In his book Platform Capitalism, Nick Srnicek writes about what post-advertising platforms might look like: “rent is extracted from the use of a service and, given the monopoly position of these platforms, alternatives remain out of reach.” Even though Apple isn’t transitioning from an ad-based model, Srnicek’s description sounds a lot like the strategy it’s trying to pursue in order to keep investors happy.

Apple may not be a monopoly in the conventional sense, though the mobile market is quite clearly an oligopoly. But when it comes to its products, and those using iOS in particular, it has a lot of power over what’s made available to users, and it’s using that power to be the middleman and scrape off a piece of every transaction for itself.

There’s a word for how Apple is placing itself in the middle of so many transactions to take a percentage for itself: it’s called rentierism

I have little doubt that Apple’s pivot to services will pay off for investors: they don’t cost the company very much to deliver, but the returns can be significant. However, these kinds of practices are exactly why the public’s appetite for antitrust action against major tech companies is growing.

Should Apple really be able to use its market power to place itself in the middle of so many transactions to take a cut? No, it shouldn’t. But in this debate about whether to break up big tech, platforms like the App Store can’t just be broken off into a separate entity, they need to be regulated as public utilities to ensure the owner can’t give an unfair advantage to their own product, such as the case of Apple Music and Spotify.

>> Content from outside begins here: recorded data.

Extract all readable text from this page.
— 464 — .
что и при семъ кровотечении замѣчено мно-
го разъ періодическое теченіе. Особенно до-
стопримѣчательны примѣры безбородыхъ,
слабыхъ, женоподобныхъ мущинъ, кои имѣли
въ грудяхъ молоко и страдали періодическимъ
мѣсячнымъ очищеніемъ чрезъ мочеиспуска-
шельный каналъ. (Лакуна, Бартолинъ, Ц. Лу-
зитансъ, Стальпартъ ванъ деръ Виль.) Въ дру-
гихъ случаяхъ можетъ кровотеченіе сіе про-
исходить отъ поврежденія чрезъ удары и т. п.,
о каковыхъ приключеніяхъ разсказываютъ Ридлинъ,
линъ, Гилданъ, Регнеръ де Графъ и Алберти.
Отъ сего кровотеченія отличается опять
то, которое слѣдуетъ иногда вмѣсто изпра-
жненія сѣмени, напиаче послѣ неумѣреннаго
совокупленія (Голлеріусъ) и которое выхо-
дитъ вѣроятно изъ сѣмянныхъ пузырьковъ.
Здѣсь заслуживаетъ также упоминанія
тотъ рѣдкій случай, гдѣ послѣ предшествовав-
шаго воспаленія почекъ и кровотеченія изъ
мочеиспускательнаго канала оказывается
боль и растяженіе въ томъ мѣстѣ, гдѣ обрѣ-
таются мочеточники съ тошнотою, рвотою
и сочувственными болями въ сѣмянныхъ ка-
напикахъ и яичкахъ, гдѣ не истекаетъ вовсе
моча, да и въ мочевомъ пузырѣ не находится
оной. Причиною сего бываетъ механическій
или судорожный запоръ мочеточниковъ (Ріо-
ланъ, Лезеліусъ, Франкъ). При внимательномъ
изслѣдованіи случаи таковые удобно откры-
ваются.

Until that happens, Apple will use its dominance to reap rentier profits, and users, content creators, app developers, and others will have little ability to challenge it for fair terms. However, the prospect of action is clear: the E.U. will likely take Spotify’s complaint seriously and voters should ensure whichever Democrat wins the presidential nomination is serious about taking on the power of tech monopolies.

Apple may be the focus today given its new services, but it’s just one example of a whole sector using its market power to privilege their own products and tax every transaction that goes through their digital platforms. And it’s long past time to rein them in.